Inside the classroom is still where G and T provision matters most, though:  every day, every lesson.  ‘SANTA’ is bolt-on; ‘CLAUS’ does the gripping:

Challenge, challenge, challenge in questioning, in written work, in behaviour.  Rigour essential, aiming high natural, teaching to the top while supporting at the bottom de rigueur.

Link.  ‘Only connect’, as E.M Forster said.  Geography doesn’t exist in French schools without History:  it’s Histoire-Geo.  Nothing exists without Philosophy (discuss!).  Teaching any subject without bringing in numeracy and economics doesn’t add up.  Everything connects to everything else, and RS departments take a lead here which we can all follow.

Assessment does at least some of the differentiation for me – never miss a chance to ask a question when marking and push it to the next level.

Unconditional Positive Regard is my biggest challenge.  @vicgoddard says it’s the bedrock for all students, and he’s right.  That includes our very best students, who need it just like everyone else. Tough for me to show, and I need to work on it.

Support.  As Deborah Orr says, it shouldn’t surprise us that very able students may need careful pastoral care, but it still seems to surprise some teachers, and it shouldn’t.

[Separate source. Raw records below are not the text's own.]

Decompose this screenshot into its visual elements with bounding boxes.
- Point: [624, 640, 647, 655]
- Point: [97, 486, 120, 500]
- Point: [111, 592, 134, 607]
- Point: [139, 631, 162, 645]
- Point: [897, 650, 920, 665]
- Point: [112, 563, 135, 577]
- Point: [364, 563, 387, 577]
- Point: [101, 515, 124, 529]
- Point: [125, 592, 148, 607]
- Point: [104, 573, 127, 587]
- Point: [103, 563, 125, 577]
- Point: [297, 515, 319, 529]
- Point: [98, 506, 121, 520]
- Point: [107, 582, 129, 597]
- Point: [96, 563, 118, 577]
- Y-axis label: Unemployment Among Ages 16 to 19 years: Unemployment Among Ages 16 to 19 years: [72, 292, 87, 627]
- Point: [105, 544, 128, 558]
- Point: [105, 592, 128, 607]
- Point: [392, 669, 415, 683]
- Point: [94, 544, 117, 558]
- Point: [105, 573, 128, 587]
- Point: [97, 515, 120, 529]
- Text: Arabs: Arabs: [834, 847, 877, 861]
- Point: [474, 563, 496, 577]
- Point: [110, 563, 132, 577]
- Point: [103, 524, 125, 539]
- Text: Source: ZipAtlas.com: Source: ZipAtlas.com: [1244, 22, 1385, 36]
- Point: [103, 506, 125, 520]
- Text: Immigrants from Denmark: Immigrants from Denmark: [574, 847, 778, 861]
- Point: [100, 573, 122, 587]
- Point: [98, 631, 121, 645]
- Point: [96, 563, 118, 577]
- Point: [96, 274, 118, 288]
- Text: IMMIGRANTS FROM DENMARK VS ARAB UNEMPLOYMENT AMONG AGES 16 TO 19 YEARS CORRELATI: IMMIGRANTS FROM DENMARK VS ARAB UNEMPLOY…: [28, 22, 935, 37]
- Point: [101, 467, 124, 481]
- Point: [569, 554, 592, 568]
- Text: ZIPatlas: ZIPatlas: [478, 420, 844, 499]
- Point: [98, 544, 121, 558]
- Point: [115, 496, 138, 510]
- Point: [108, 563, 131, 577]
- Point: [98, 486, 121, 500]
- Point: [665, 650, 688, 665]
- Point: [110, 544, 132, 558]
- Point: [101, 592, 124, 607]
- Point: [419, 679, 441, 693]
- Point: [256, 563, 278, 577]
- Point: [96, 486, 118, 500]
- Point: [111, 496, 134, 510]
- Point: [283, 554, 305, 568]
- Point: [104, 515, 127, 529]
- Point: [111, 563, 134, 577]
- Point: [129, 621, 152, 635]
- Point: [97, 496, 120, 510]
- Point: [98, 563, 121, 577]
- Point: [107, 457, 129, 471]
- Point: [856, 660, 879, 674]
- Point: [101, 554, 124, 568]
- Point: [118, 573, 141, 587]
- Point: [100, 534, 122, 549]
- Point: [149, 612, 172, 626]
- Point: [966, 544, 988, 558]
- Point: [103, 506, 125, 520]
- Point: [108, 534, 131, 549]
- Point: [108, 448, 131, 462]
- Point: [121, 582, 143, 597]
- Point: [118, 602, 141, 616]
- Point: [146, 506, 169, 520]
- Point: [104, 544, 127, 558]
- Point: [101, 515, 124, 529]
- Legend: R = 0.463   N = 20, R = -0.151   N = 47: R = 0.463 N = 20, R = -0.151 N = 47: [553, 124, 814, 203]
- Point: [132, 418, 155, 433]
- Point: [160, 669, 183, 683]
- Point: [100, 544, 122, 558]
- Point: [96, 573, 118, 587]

So, there we have it:   a SANTA CLAUS of stocking-fillers or early New Year’s Resolutions on G and T learning for my own amusement and delectation for 2014, and perhaps for yours. When he was younger my boy had one of those stacking box sets.  Each box on its own seemed rather flimsy, but when neatly stacked inside each other they proved surprisingly robust. Maybe that’s telling me something. His experience in my school’s entrance hall doesn’t seem to have scarred him too deeply, if his enthusiasm for Santa’s Grotto yesterday afternoon was anything to go by, so the wonder of learning which should be integral to any 8 year old, or indeed any child in our personal or professional care, is alive and well.